Lower Great Plains implosives

Gordon, Matthew J. GordonMJ at MISSOURI.EDU
Tue Apr 1 03:44:33 UTC 2003

I think Ladefoged was thinking of Carl Sagan - "billions and billions" was a catch phrase of Sagan impressionists.

I'm very intrigued by Herb's observations. I hadn't noticed implosives in Missouri, but then I mainly listen to vowels.

I wonder if Alice or someone else could tell us whether there are acoustic cues for implosives that would be recognizable in a spectrogram.

-----Original Message-----
From:   Herbert Stahlke [mailto:hstahlke at WORLDNET.ATT.NET]
Sent:   Mon 3/31/2003 9:02 PM
Subject:             Lower Great Plains implosives

A few years ago I posted a brief comment on implosives that I've heard from
speakers from the Lower Great Plains, a label I've made up for a region
running from Oklahoma and northern Texas up to southern Nebraska and east
into Missouri and Arkansas.  This is not by way of defining an isogloss,
because I haven't surveyed the area and I don't know how far the phenomenon
extends.  I'm basing it on where the speakers I've heard are from.
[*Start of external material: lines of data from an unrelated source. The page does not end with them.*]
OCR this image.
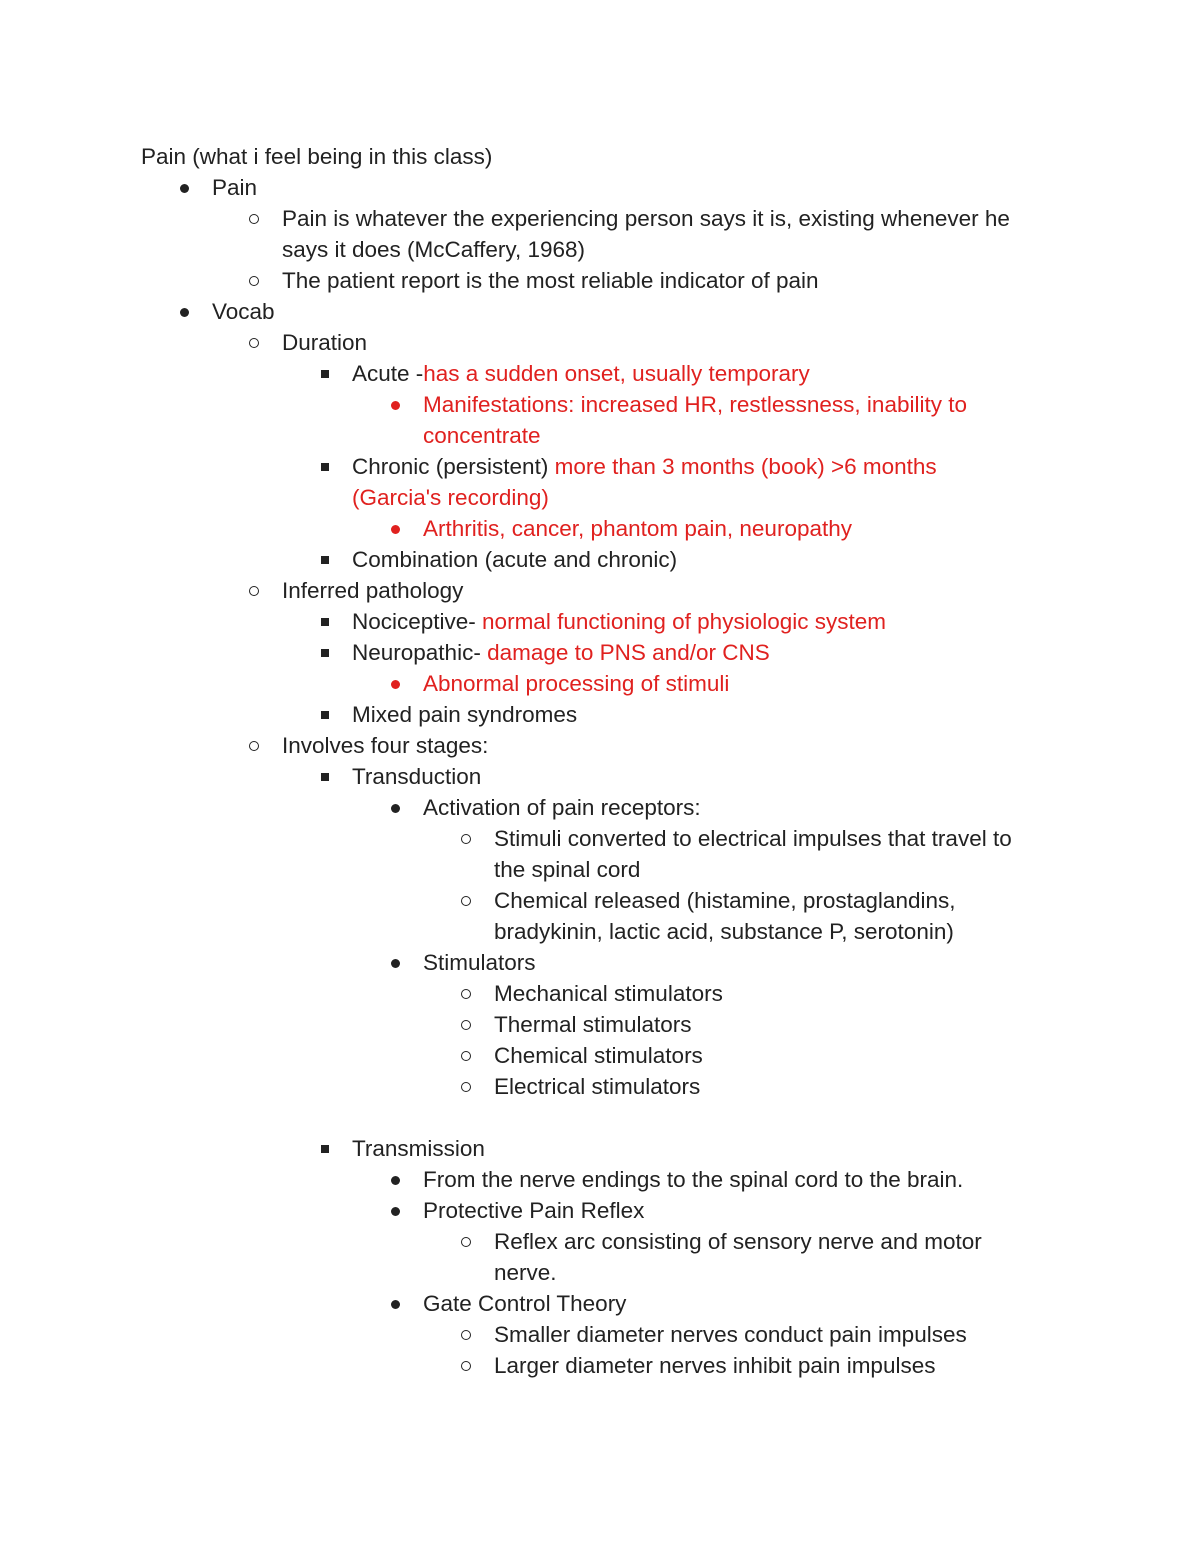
Pain (what i feel being in this class)
Pain
Pain is whatever the experiencing person says it is, existing whenever he
says it does (McCaffery, 1968)
The patient report is the most reliable indicator of pain
Vocab
Duration
Acute -has a sudden onset, usually temporary
Manifestations: increased HR, restlessness, inability to
concentrate
Chronic (persistent) more than 3 months (book) >6 months
(Garcia's recording)
Arthritis, cancer, phantom pain, neuropathy
Combination (acute and chronic)
Inferred pathology
Nociceptive- normal functioning of physiologic system
Neuropathic- damage to PNS and/or CNS
Abnormal processing of stimuli
Mixed pain syndromes
Involves four stages:
Transduction
Activation of pain receptors:
Stimuli converted to electrical impulses that travel to
the spinal cord
Chemical released (histamine, prostaglandins,
bradykinin, lactic acid, substance P, serotonin)
Stimulators
Mechanical stimulators
Thermal stimulators
Chemical stimulators
Electrical stimulators
Transmission
From the nerve endings to the spinal cord to the brain.
Protective Pain Reflex
Reflex arc consisting of sensory nerve and motor
nerve.
Gate Control Theory
Smaller diameter nerves conduct pain impulses
Larger diameter nerves inhibit pain impulses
The phenomenon is that initial voiced stops in stressed syllables become
implosives.  This appears not to happen in consonant+liquid clusters, and it
doesn't happen finally or in unstressed syllables.  Ladefoged mentions that
implosives sometimes occur in English for emphasis and gives the example
"billions and billions" where both /b/ are imploded.  I haven't observed
this myself, and it doesn't sound as if he and I are referring to the same
phenomenon.  However, this is the only published reference I've seen to
implosives in English.  I've also found a reference by Fred Cummins
http://cspeech.ucd.ie/~fred/courses/phonetics/airstream1.html to an
implosive /b/ that he associates impressionistically with a Texas accent.

Does anyone know of other published or www discussions of implosives in
American English (I don't know if Ladefoged's reference is American)?